The beauty of the gospel when understood correctly is that it brings encouragement and hope to our hearts. Therefore, we don’t give up. Sure, believers mess up and sometimes make very bad decisions in their lives that bring on terrific consequences. However, none of that changes the fact God loves you, hasn’t forsaken you, and deeply desires to connect with your heart. That way, He can manifest His power to help you overcome your situation, no matter how bad or dire it appears.
When we see a person’s struggle with sin as “falling from grace,” we need to know that isn’t what falling from grace is. Jumping out of a plane can kill you. But if you know you have a parachute on, it can save you from certain death and give you a soft landing. Grace is like that parachute; it is there to prevent death and destruction, but you must trust it for it to work. If you ignore or don’t trust the parachute, and you try to navigate a safe landing in your own ability, you will fail, and death will be the end result.

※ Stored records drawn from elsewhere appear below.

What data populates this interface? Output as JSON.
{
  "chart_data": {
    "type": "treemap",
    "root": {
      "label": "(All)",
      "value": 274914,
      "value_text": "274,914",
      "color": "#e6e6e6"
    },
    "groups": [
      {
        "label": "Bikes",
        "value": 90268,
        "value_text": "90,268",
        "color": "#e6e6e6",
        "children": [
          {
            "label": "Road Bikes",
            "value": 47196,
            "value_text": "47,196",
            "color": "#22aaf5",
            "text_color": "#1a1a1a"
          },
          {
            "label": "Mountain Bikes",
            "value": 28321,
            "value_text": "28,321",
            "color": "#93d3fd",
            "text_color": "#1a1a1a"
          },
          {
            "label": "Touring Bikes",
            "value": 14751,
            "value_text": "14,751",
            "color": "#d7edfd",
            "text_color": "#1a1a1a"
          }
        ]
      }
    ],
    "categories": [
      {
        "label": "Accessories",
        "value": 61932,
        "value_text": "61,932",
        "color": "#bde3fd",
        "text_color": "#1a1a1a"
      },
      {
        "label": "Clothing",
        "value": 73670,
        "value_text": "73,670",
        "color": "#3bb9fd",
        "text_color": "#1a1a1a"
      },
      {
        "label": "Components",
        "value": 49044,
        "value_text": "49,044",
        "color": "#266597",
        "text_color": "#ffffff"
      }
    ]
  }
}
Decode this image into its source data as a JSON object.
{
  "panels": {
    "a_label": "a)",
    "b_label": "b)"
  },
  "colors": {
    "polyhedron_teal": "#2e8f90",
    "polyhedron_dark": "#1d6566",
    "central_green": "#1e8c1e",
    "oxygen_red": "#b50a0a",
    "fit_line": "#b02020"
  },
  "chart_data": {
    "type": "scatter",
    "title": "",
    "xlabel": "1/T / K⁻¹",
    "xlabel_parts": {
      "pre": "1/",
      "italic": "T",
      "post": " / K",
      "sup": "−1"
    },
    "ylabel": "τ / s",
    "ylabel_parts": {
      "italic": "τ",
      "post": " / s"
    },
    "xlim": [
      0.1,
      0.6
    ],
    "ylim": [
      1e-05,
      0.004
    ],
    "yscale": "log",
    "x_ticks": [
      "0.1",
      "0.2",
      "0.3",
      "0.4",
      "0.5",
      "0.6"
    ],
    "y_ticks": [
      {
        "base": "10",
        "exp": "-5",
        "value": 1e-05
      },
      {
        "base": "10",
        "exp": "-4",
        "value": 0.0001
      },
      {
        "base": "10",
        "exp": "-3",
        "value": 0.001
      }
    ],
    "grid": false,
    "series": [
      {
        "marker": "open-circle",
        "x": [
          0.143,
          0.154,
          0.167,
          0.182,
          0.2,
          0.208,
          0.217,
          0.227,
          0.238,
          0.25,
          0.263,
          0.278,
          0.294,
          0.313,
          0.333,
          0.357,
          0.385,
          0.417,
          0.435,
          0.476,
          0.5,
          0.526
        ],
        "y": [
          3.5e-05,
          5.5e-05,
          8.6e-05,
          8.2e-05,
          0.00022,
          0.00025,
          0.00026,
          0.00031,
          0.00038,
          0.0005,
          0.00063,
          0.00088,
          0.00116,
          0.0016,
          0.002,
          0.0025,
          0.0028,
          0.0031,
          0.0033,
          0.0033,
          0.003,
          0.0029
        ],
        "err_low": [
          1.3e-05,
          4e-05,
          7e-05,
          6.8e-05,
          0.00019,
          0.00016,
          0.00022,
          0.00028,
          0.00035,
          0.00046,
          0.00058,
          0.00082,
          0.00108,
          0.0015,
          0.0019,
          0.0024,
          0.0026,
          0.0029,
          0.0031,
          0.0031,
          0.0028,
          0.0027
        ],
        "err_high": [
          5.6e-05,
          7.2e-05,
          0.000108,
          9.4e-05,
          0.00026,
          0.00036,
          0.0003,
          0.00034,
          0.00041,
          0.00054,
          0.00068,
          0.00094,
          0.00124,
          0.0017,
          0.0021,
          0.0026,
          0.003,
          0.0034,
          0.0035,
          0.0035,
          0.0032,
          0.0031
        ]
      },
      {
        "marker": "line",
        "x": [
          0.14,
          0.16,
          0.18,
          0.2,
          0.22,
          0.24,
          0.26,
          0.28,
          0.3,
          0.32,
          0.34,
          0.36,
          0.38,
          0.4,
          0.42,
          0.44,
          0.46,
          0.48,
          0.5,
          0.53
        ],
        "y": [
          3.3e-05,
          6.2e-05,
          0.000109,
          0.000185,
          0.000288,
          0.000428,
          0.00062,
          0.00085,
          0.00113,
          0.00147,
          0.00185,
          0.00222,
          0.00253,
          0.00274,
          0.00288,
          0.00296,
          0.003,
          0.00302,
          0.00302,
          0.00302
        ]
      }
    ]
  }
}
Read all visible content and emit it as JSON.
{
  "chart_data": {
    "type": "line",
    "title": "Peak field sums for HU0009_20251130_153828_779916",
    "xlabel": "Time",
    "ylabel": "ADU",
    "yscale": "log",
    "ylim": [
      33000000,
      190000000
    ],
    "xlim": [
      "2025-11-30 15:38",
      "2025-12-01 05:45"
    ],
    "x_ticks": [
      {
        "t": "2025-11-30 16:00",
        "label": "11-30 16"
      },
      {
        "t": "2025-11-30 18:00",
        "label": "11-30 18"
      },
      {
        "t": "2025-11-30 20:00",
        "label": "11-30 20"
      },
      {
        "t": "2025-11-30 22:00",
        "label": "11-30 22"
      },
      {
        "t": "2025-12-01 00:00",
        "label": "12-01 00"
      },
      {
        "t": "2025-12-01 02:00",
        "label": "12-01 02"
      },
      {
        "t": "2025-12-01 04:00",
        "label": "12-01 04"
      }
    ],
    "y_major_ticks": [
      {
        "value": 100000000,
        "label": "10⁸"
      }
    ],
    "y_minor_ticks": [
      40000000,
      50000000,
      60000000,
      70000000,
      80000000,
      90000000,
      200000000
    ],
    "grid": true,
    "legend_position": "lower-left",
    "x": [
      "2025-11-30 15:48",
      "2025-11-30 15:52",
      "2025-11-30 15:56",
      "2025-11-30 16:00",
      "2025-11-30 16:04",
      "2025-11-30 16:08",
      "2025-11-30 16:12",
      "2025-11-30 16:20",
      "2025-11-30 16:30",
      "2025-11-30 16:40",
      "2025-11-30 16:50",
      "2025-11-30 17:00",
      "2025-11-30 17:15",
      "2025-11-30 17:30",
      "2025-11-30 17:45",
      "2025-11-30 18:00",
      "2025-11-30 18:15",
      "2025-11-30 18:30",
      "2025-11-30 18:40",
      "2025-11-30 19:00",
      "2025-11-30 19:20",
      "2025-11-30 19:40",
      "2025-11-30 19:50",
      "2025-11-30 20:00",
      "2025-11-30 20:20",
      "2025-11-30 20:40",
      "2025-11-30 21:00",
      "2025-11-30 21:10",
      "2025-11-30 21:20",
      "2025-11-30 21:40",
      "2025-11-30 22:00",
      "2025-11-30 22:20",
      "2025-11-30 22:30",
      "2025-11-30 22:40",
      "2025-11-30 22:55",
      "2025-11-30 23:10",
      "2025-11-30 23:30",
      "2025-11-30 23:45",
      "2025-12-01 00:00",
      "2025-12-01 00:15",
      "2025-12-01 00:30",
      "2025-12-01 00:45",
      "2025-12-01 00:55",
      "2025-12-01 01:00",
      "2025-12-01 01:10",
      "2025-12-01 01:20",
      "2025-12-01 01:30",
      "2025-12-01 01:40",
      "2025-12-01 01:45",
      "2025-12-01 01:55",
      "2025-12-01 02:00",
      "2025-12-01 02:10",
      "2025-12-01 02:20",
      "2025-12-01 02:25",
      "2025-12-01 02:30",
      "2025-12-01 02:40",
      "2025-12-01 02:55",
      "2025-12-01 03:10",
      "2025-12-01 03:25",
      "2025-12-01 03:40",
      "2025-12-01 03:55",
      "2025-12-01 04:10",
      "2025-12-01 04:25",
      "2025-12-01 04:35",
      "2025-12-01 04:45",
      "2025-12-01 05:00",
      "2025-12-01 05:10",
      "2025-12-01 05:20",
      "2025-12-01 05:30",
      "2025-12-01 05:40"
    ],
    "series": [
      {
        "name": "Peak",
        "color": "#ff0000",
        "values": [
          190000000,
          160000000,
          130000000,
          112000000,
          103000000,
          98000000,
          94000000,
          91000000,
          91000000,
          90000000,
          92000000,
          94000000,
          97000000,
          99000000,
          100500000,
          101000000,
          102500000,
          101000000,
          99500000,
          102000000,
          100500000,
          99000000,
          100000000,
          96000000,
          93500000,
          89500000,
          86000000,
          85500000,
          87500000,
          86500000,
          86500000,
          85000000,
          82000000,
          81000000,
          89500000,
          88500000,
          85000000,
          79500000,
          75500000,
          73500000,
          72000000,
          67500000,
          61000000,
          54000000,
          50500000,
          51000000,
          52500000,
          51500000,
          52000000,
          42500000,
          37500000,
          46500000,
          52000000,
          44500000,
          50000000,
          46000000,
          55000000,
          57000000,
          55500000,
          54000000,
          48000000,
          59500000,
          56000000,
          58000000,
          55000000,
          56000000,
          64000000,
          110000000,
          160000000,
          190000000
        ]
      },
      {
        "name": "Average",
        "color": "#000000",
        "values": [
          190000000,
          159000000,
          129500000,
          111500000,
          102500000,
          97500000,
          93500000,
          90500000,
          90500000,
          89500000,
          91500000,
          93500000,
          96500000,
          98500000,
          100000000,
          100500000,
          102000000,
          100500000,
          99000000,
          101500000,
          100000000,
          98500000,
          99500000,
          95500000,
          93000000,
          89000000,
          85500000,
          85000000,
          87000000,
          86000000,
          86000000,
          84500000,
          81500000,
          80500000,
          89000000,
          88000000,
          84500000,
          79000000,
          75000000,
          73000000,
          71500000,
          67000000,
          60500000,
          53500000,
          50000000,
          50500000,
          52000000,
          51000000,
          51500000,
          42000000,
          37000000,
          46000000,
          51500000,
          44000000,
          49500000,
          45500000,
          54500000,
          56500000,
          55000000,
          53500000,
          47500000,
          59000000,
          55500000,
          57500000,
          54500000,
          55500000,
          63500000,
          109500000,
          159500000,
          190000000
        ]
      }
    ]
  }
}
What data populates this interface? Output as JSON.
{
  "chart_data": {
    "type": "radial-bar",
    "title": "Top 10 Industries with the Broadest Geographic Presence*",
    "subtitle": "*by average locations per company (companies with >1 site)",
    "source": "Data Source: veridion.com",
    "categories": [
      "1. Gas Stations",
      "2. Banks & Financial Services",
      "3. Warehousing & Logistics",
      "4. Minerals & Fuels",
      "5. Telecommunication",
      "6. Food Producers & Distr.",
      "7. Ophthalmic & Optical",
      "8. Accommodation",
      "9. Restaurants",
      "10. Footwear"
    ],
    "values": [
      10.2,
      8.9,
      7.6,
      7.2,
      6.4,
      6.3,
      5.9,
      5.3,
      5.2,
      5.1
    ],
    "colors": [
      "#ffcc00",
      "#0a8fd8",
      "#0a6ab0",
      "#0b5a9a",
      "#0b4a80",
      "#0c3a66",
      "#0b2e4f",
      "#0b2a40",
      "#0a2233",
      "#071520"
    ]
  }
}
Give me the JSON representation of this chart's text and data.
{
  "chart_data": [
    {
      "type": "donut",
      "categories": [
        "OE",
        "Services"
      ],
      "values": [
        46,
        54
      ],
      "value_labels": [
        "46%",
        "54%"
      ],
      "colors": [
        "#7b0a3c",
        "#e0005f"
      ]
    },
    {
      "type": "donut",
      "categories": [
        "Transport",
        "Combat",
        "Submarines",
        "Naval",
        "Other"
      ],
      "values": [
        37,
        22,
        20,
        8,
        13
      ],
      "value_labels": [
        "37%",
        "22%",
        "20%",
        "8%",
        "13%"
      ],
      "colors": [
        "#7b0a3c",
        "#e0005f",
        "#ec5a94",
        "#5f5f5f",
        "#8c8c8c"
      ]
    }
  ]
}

The truth is God’s grace doesn’t leave us, but we can leave God’s grace when we stop trusting in Jesus and trust in our performances to make us acceptable to God and worthy of His blessings.
We only fall from grace when we lose our focus on Jesus and forget all His goodness to us..
“My little children, these things write I unto you, that ye sin not. And if any man sin, we have an advocate with the Father, Jesus Christ the righteous: And he is the propitiation for our sins: and not for ours only, but also for the sins of the whole world” (1 John 4:1-2).